Joseph Karisny

Educational Background: B.A. History (Michigan State University)

Major Field: Modern Europe

Minor Fields: Food & Alcohol; Comparative Empire

Research Language: French and Italian

Committee: Dr. Ronen Steinberg (Chair), Dr. Karrin Hanshew, Dr. Helen Veit, Dr. Sean Forner, and Dr. Charles Keith

Office Hours: Abroad and conducting fieldwork until February 2023. Email for an appointment.

Email: karisnyj@msu.edu

 

While training in the broader field of Modern European history, I am specifically committed to the study of interwar France and Italy. My research centers around the study of transnational fascism and the “modern” right; the political imaginaries constructing ideas of Europe and race; the politics of population, consumption, and nutrition; and French and Italian political culture more generally. 

My dissertation, entitled “Regenerative Diets: Nutritional Modernism, Transnational Fascism, & Europeanism in France & Italy (1922-1940),” hones in on these interests. It tells the history of France’s love affair with Italian Fascism and the influence it had on the country’s rightwing; it maps the transnational networks of Franco-Italian exchange running through the Hexagon. What undergirded the French right’s admiration of Fascist Italy, I elucidate, was its sense of belonging to a common “Latin race.” Fears that its “biological degeneration” had thrown control of Europe into German hands, moreover, drew the French closer to their “Latin sister.” Fascist population politics and promises of a “New Europe,” I demonstrate, helped alleviate this anxiety. They appeared a means of “regenerating” France, imagining a continent with recast hierarchies, and reasserting the geopolitical power of “the Latins.” 

To discern the ideological foundation of Franco-Italian relations, my project employs diet as an analytical category. It contends that the idea of a “Mediterranean diet” – a nutritional regime codified by Mussolini – reflected and constructed the political imaginary animating the two nations’ transnational exchange. On the one hand, Fascist food politics demarcated “biological” lines of identification. The  French and Italian right, I argue, viewed Mediterranean foods as the “natural” diet of the “Latin race.” The regime thus articulated the common “racial” makeup of the two nations while separating them from other Europeans. On the other, the Italian and French right rooted the “biological degeneration” of the “Latin race” in its abandonment of this “racially” determined diet. Eating Mediterranean was thus a means of “regenerating” physical and social bodies for both groups. In both instances, I argue that food allowed the two parties to imagine themselves members of a “Latin Europe” and reassert its primacy on the continent.
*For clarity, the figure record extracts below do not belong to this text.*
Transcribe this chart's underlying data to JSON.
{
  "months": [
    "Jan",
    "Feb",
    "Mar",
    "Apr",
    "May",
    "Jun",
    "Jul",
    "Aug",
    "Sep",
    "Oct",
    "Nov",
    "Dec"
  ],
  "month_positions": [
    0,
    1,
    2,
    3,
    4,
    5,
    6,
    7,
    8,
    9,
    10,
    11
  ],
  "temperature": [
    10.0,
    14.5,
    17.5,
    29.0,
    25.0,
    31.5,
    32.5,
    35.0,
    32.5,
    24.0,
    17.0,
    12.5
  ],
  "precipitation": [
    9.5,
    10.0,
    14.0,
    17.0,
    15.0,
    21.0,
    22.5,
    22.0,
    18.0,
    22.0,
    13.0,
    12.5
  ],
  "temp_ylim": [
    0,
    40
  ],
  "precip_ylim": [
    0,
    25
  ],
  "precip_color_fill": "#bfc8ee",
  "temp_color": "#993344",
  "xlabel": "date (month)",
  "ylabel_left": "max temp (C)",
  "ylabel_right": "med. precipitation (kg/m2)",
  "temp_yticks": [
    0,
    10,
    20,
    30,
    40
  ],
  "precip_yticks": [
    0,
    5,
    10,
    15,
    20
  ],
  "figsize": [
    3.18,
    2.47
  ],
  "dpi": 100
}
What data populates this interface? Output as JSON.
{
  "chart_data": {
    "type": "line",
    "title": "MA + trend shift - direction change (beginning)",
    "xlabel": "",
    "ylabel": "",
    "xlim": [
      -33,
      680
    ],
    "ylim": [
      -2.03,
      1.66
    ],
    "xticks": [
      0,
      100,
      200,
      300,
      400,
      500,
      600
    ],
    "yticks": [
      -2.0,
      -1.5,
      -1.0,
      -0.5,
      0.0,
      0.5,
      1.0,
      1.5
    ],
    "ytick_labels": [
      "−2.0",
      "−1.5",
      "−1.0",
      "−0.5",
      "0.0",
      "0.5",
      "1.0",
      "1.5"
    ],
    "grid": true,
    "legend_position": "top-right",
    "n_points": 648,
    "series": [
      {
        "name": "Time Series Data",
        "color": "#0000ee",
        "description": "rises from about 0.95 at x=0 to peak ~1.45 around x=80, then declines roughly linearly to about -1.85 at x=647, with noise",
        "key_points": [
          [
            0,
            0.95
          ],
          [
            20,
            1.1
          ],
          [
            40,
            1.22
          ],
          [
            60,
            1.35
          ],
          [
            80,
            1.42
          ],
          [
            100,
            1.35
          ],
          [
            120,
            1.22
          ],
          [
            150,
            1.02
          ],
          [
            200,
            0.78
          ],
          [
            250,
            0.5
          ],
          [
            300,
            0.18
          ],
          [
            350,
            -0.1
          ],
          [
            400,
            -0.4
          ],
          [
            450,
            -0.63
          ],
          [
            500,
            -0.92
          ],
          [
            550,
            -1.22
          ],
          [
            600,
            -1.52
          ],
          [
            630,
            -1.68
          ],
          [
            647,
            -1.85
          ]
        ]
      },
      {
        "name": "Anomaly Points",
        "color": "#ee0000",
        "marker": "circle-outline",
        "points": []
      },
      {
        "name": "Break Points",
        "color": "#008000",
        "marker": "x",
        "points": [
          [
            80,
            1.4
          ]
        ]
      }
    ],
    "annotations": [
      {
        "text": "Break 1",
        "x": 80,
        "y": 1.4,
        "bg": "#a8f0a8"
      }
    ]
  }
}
By historicizing the networks of Fascist propaganda in France (such as the Fasci all’estero) and associations of Franco-Italian amity (like the Comitato Italia-Francia/Comité France-Italie), my project contributes to debates on transnational and relational fascism. Historicizing how Italian Fascists and the broader French-right worked toward each other’s politics – and how their imagined geography of Europe fostered this partnership – my project does three things. It challenges the narrative that fascism was “weak” or unappealing in France, it works against the tendency to view Mussolini’s promise of a “New Europe” as a cynical ploy, and it maps the intersection of Franco-Italian geopolitics and population politics around the imperative to produce and consume “Latin foods.” All of this seeks to expand our understanding of fascism, conservatism, nationalism, and Europeanism—of the “modern” right. 

Ultimately, then, my work positions itself somewhere between political and food history. It theorizes that food – a physical necessity orbited by a constellation of ideological imperatives – gave abstract political imaginaries and doctrines a material form. Overall, I am committed to showing this—to demonstrating how ideas become embodied and lived through food.